Machine Learning Shows Potential in Diagnosing Myocardial Infarction in Patients With Chest Pain
The algorithm accurately predicted the diagnosis of myocardial infarction 94% of the time in the validation phase.
ORLANDO — Researchers have found that machine learning can improve the sensitivity and specificity of diagnosis of myocardial infarction (MI) in patients with chest pain who present at emergency departments (EDs). The research was presented at the American College of Cardiology 67th Annual Scientific Session, held March 10-12, 2018, in Orlando, Florida.
Although chest pain is an extremely common complaint for patients presenting to the ED, the majority of patients with chest pain do not have MI. In this study, researchers trained a gradient boosting machine (GBM) to achieve higher diagnostic sensitivity and specificity than high-sensitivity troponin T (hsTnT) alone.

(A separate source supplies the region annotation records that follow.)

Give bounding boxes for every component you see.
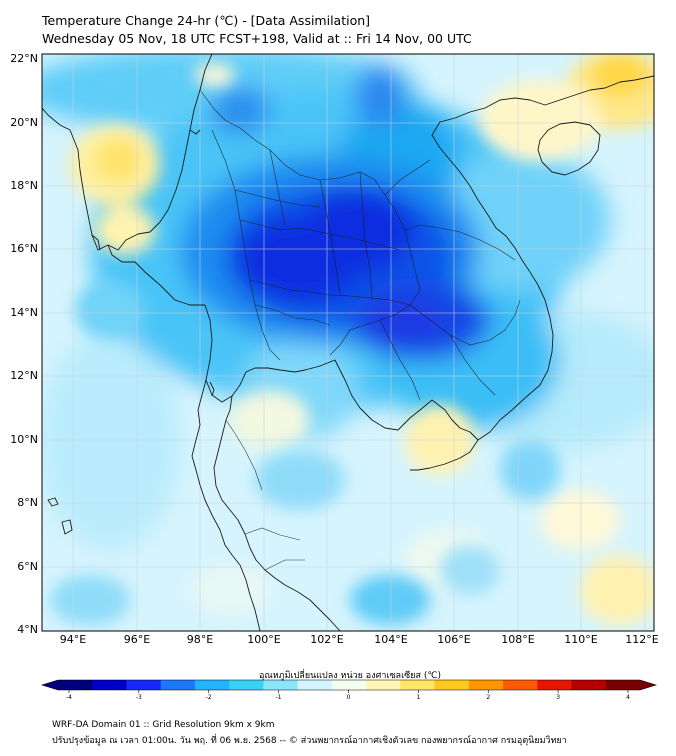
colorbar-segment [605, 680, 641, 690]
lat-lon-grid [42, 54, 654, 631]
colorbar-tick-label: 4 [626, 694, 630, 701]
colorbar-segment [331, 680, 367, 690]
lon-label: 112°E [625, 633, 659, 646]
lat-label: 20°N [10, 116, 38, 129]
colorbar-segment [263, 680, 299, 690]
colorbar-tick-label: 2 [486, 694, 491, 701]
lon-label: 108°E [501, 633, 535, 646]
colorbar-segment [434, 680, 470, 690]
colorbar [40, 679, 658, 693]
temperature-field [42, 54, 654, 550]
colorbar-tick-label: -2 [205, 694, 212, 701]
colorbar-segment [468, 680, 504, 690]
lat-label: 6°N [17, 560, 38, 573]
lon-label: 110°E [564, 633, 598, 646]
colorbar-min-arrow [42, 680, 58, 690]
colorbar-title: อุณหภูมิเปลี่ยนแปลง หน่วย องศาเซลเซียส (… [258, 671, 442, 681]
colorbar-segment [126, 680, 162, 690]
colorbar-segment [58, 680, 93, 690]
colorbar-segment [537, 680, 573, 690]
colorbar-segment [297, 680, 333, 690]
colorbar-max-arrow [640, 680, 656, 690]
lat-label: 16°N [10, 242, 38, 255]
lon-label: 94°E [59, 633, 87, 646]
lat-label: 10°N [10, 433, 38, 446]
lon-label: 106°E [437, 633, 471, 646]
lat-label: 4°N [17, 623, 38, 636]
lat-label: 8°N [17, 496, 38, 509]
admin-borders [199, 89, 521, 571]
colorbar-segment [503, 680, 538, 690]
lon-label: 102°E [310, 633, 344, 646]
colorbar-outline [40, 679, 658, 691]
lat-label: 22°N [10, 52, 38, 65]
colorbar-tick-label: -1 [275, 694, 282, 701]
map-title: Temperature Change 24-hr (℃) - [Data Ass… [42, 13, 371, 28]
lon-label: 96°E [123, 633, 151, 646]
colorbar-segment [160, 680, 196, 690]
colorbar-tick-label: -3 [135, 694, 142, 701]
footer-credits: ปรับปรุงข้อมูล ณ เวลา 01:00น. วัน พฤ. ที… [52, 736, 567, 746]
footer-model-info: WRF-DA Domain 01 :: Grid Resolution 9km … [52, 720, 275, 730]
colorbar-segment [229, 680, 264, 690]
colorbar-segment [92, 680, 127, 690]
colorbar-tick-label: 0 [346, 694, 351, 701]
colorbar-segment [400, 680, 436, 690]
colorbar-segment [194, 680, 230, 690]
map-subtitle: Wednesday 05 Nov, 18 UTC FCST+198, Valid… [42, 31, 472, 46]
warm-anomalies [70, 54, 654, 625]
cool-patches [50, 280, 560, 625]
colorbar-tick-label: -4 [66, 694, 72, 701]
lat-label: 14°N [10, 306, 38, 319]
colorbar-segment [571, 680, 607, 690]
lat-label: 18°N [10, 179, 38, 192]
lon-label: 100°E [247, 633, 281, 646]
colorbar-tick-label: 1 [416, 694, 421, 701]
lon-label: 104°E [374, 633, 408, 646]
lon-label: 98°E [186, 633, 214, 646]
colorbar-tick-label: 3 [556, 694, 561, 701]
lat-label: 12°N [10, 369, 38, 382]
colorbar-segment [366, 680, 401, 690]
map-frame [41, 53, 655, 632]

Using data from past ED visits for chest pain (N=5802), researchers trained the machine to predict MI using results of laboratory testing, vital signs, and all prior diagnoses from the Swedish National Patient registry. They validated the results using a separate set of ED visit data (N=2485).
When comparing the results to those obtained by using hsTnT alone, the researchers found the GBM to demonstrate greater accuracy in identifying MI. In terms of discrimination, the GBM model had an area under the curve (AUC) of 0.993 in the training set, 0.946 in cross-validation, and 0.946 in the validation cohort. In the standard hsTnT model, AUC was 0.902 for the training cohort and 0.888 for the validation cohort.

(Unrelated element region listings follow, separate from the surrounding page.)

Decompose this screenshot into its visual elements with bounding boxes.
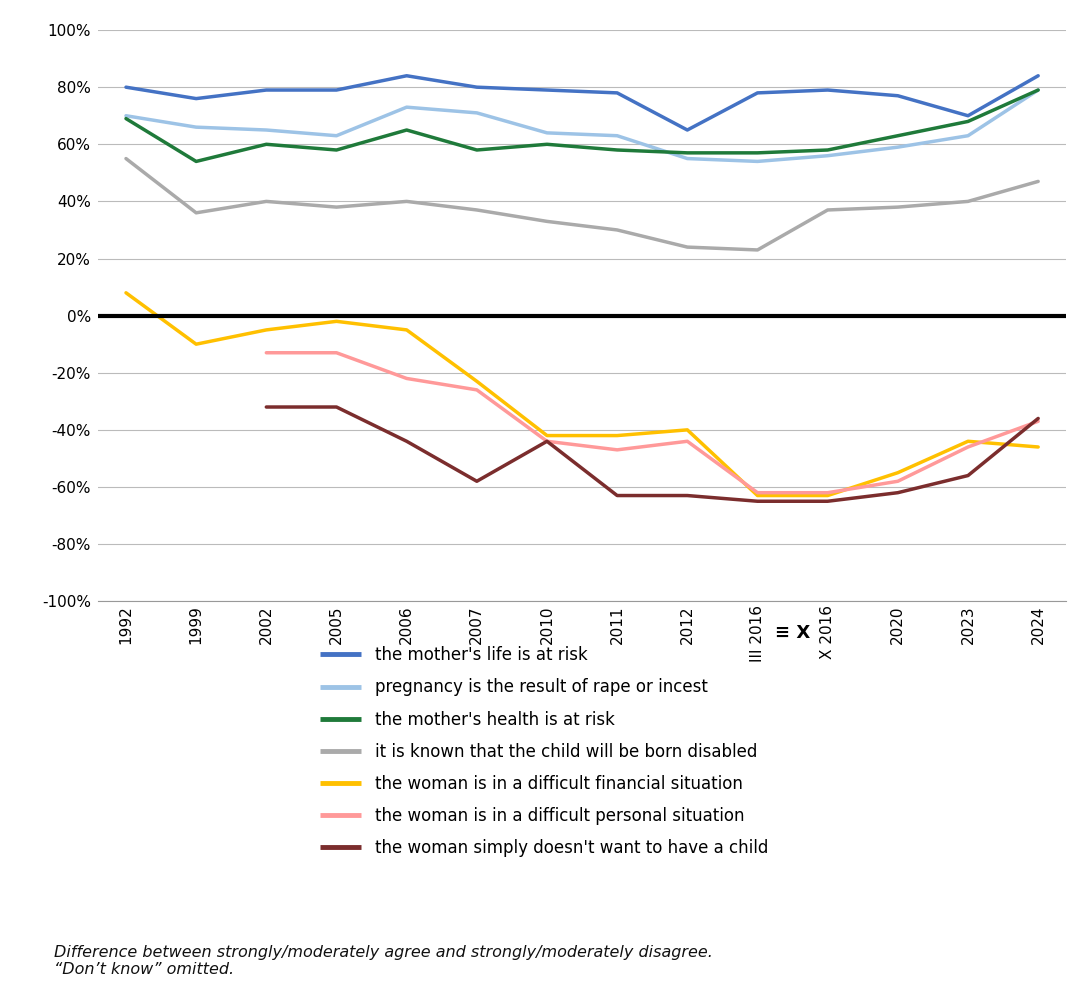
Legend: the mother's life is at risk, pregnancy is the result of rape or incest, the mot: the mother's life is at risk, pregnancy … bbox=[313, 639, 775, 864]
Text: ≡ X: ≡ X bbox=[775, 624, 811, 642]
Text: Difference between strongly/moderately agree and strongly/moderately disagree.
“: Difference between strongly/moderately a… bbox=[54, 945, 714, 977]
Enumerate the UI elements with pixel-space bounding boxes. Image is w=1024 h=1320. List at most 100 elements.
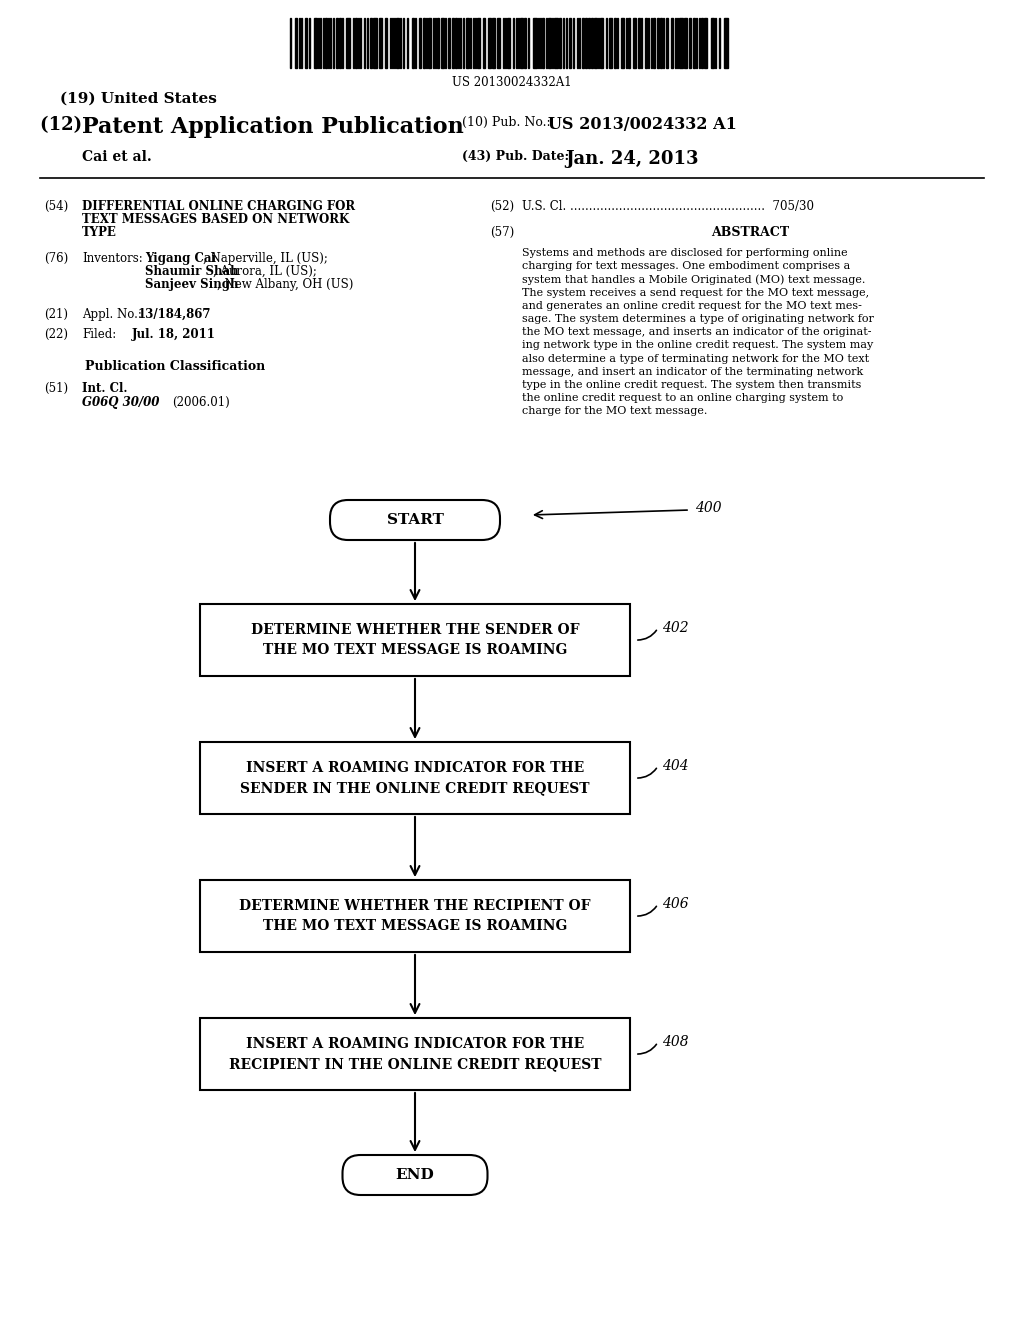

Clinically, these results suggest that “machine learning improves prediction of MI in patients presenting with chest pain in the ED. Its potential role as a decision support should be further studied.”
Lindholm D, Holzmann M. Machine learning for improved detection of myocardial infarction in patients presenting with chest pain in the emergency department. Presented at: American College of Cardiology 67th Annual Scientific Session & Expo; March 10-12, 2018; Orlando, FL. Abstract 13883.